I’m also a first-time entrepreneur, which makes it hard to raise money. There are competitors who are second- and third-time founders, which makes it much easier to raise capital. We all are raising these small — $10 to $20 million — rounds, and then we’re competing against these anomalies like Groupon or Square, which have hundreds of millions of dollars under their belts. I think it’s possible to compete, but you have to be very careful with your strategy in how you leverage incumbents.
The POS space looks like a sea of small players fighting over a shrinking pie. How do you make sure Leaf doesn’t get swept away?
It’s all about distribution. We have a two-pronged strategy to grow larger than anyone in the next 36 months. The first part is to be completely open. Our app store is still in beta, but we plan to roll it out soon. It allows any developer to build on top of the Leaf tablet, use our merchants’ data, and essentially bundle their service with our hardware. For instance, in addition to apps from PayPal, we also have a third-party building a POS application on top of our platform.
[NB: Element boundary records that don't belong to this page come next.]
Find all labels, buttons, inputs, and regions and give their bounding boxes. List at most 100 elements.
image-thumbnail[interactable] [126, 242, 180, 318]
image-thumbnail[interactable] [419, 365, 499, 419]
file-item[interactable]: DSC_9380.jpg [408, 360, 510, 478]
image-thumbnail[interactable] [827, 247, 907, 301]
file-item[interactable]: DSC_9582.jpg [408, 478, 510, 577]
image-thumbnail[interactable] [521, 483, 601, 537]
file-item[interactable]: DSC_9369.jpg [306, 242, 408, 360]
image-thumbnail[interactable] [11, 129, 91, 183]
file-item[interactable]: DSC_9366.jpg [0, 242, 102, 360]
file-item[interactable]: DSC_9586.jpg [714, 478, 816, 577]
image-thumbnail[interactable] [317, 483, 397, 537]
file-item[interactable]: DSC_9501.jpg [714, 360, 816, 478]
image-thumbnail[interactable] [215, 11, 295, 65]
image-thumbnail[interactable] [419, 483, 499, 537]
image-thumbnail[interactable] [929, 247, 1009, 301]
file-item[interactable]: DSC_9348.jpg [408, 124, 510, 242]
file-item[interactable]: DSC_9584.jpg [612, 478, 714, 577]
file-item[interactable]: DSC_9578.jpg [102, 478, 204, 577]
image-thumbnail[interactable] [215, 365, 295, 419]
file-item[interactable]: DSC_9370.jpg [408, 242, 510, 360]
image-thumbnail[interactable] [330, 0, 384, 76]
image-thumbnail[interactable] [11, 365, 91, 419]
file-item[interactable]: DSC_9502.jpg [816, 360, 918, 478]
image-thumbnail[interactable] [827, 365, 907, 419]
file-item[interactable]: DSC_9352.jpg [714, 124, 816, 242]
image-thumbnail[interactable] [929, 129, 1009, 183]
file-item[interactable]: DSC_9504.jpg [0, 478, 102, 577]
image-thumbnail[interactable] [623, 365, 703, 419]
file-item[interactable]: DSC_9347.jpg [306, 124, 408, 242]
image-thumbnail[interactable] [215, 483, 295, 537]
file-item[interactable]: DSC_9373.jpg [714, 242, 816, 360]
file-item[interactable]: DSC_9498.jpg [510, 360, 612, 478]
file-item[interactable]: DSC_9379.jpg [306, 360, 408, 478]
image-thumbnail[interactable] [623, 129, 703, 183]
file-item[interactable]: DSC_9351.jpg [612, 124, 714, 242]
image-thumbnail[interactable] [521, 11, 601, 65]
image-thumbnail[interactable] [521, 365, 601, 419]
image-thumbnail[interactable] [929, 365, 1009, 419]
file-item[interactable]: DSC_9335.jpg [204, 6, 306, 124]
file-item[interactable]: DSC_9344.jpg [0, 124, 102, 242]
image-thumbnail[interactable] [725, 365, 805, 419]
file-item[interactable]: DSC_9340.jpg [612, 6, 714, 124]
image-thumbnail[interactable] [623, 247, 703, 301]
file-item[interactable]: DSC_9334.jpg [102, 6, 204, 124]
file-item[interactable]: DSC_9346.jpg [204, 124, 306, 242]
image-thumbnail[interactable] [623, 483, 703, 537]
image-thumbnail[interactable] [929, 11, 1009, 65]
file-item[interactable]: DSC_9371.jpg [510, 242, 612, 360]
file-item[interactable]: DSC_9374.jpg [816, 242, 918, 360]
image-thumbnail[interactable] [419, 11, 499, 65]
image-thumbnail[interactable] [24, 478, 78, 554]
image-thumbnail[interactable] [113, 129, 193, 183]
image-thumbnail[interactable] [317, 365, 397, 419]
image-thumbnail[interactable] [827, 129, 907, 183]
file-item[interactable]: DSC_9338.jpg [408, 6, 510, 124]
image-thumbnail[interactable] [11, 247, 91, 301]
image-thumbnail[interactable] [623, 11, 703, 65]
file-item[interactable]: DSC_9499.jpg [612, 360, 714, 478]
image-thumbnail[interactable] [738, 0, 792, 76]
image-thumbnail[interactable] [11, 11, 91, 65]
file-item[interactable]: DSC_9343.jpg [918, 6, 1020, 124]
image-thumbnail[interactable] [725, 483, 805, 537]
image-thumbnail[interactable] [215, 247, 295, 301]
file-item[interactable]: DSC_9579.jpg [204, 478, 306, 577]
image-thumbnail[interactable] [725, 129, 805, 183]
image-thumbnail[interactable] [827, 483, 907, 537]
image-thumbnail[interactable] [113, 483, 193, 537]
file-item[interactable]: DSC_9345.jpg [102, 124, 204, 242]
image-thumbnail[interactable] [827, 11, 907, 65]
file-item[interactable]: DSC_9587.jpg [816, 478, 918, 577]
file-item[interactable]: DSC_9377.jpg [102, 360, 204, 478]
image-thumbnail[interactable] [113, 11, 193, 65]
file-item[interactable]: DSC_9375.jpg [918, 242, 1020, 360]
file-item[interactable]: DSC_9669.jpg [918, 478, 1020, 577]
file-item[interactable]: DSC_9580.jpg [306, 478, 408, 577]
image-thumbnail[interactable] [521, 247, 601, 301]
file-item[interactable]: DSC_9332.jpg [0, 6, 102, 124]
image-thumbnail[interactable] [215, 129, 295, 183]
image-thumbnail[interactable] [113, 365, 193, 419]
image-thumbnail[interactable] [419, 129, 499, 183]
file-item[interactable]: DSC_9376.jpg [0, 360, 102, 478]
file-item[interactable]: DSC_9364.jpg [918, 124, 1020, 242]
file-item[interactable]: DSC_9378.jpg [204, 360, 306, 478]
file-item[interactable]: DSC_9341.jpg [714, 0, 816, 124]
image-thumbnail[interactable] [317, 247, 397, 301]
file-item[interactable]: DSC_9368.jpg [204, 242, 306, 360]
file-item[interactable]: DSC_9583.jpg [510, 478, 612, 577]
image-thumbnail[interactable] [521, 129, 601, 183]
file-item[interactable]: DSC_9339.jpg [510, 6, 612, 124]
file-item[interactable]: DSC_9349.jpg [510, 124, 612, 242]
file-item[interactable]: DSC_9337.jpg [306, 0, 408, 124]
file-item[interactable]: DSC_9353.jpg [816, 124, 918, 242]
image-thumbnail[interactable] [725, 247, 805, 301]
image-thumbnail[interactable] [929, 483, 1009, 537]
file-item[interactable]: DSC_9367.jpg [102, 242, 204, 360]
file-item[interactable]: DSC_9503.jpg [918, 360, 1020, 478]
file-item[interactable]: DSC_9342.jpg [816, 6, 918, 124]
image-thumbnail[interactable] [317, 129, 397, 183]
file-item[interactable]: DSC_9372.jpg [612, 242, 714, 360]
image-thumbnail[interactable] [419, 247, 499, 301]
The second part is that we’re completely agnostic to payments. We’re one of the few companies that makes no money on payments. It allows us to get companies who sell different types of services — payment processing, loyalty, ordering et cetera — to bundle with our POS, and to integrate their service with us. We give an extra incentive to people in the financial world, both in gift and card processing, to actually adopt mobile and bundle Leaf with their core service. We’ve got a lot of merchant acquirers who already sell our product. They can bundle mobile tech, and they bundle point-of-sale with their core service.
As far as technology is concerned, POS is one of the most expensive and substantial investments a small business makes. Is it really something that can be upsold?
It’s absolutely a challenge. But the times are changing. The payment industry is exactly the same as any other industry. Today, the sales guy who before only sold credit card rates, needs to (and can) start selling other products like POS.. If you’re a credit card processor — say, a First Data independent sales organization (ISO) — who has a regional portfolio of 2,000 merchants, but you don’t have the tech DNA to compete, you can still service your clients by bundling other services like POS with your key product. When you move to the cloud, and you’re dealing with mobile tech that has nearly zero-cost installation, it’s a fairly simple sale.
Steven Jacobs is Street Fight’s deputy editor. This interview has been edited for length and clarity.